A group defending Ohio Republican Gov. John Kasich's anti-union bill, known as SB 5, sparked controversy this week when it grabbed footage from an opponent's ad supporting a repeal of the legislation bill and then used that same footage in an ad fighting the repeal. At the center of the debate is Issue 2, a ballot referendum on Kasich's bill to curb collective bargaining rights for public-sector unions. Ohioans vote on the referendum in early November. Marlene Quinn, the grandmother whose pro-workers rights comments were skewed to look like she supported Kasich's bill, called the tactic "dishonest and downright deceitful," adding that she felt "violated"; at least 30 TV stations in Ohio have pulled the ad. Politicos have dubbed the controversy "GrannyGate."
Gov. Kasich, however, stands behind the group that cut the controversial ad, Building a Better Ohio. Referring to the group's tactics, Kasich told the Columbus Dispatch this week that "what they're doing is fine."
Building a Better Ohio, whose staff includes Kasich's former chief of staff, has repeatedly defended the fairness of the ad and the tactics used to make it. "We're certainly not taking the ad down," spokesman Jason Mauk told the Cleveland Plain Dealer. "We absolutely stand by it and our right to air those arguments. Opponents of Issue 2 used a personal story to make a political argument, and we believe we're entirely justified in using that same story to advocate for the reforms of Issue 2." Mauk added in a different statement, "We're absolutely not conceding our position. We have every right to broadcast this ad. The person featured in the ad is a public figure."
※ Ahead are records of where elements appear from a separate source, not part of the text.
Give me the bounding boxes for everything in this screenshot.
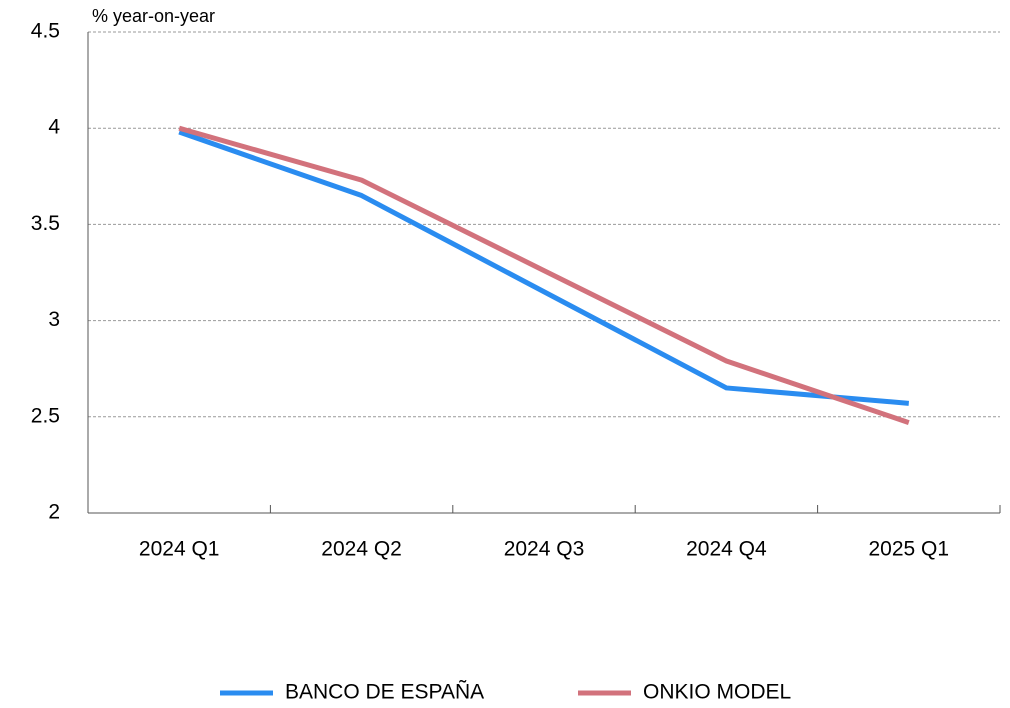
y-tick-label: 3.5 [31, 212, 60, 235]
y-axis-label: % year-on-year [92, 6, 215, 26]
y-tick-label: 2.5 [31, 404, 60, 427]
x-tick-label: 2025 Q1 [869, 538, 950, 561]
y-tick-label: 2 [48, 501, 60, 524]
x-tick-label: 2024 Q1 [139, 538, 220, 561]
y-tick-label: 3 [48, 308, 60, 331]
series-line [178, 129, 910, 406]
x-tick-label: 2024 Q3 [504, 538, 585, 561]
legend-label: BANCO DE ESPAÑA [285, 680, 484, 704]
x-tick-label: 2024 Q4 [686, 538, 767, 561]
y-tick-label: 4.5 [31, 20, 60, 43]
legend-label: ONKIO MODEL [643, 681, 791, 704]
y-tick-label: 4 [48, 116, 60, 139]
x-tick-label: 2024 Q2 [321, 538, 402, 561]
series-line [178, 125, 910, 425]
Here's the first version of the ad, put out by the pro-union group We Are Ohio:
Here's the recut version, from Building a Better Ohio:
Former Ohio Gov. Ted Strickland, a Democrat, told the Associated Press that Building a Better Ohio's ad was "really as blatant as anything I've seen." He added, "It will say something about the character of the governor and others, if they do not, in my judgment, step up and very publicly say that this is wrong and disassociate themselves from it... I think it could be the turning point in the campaign, quite frankly."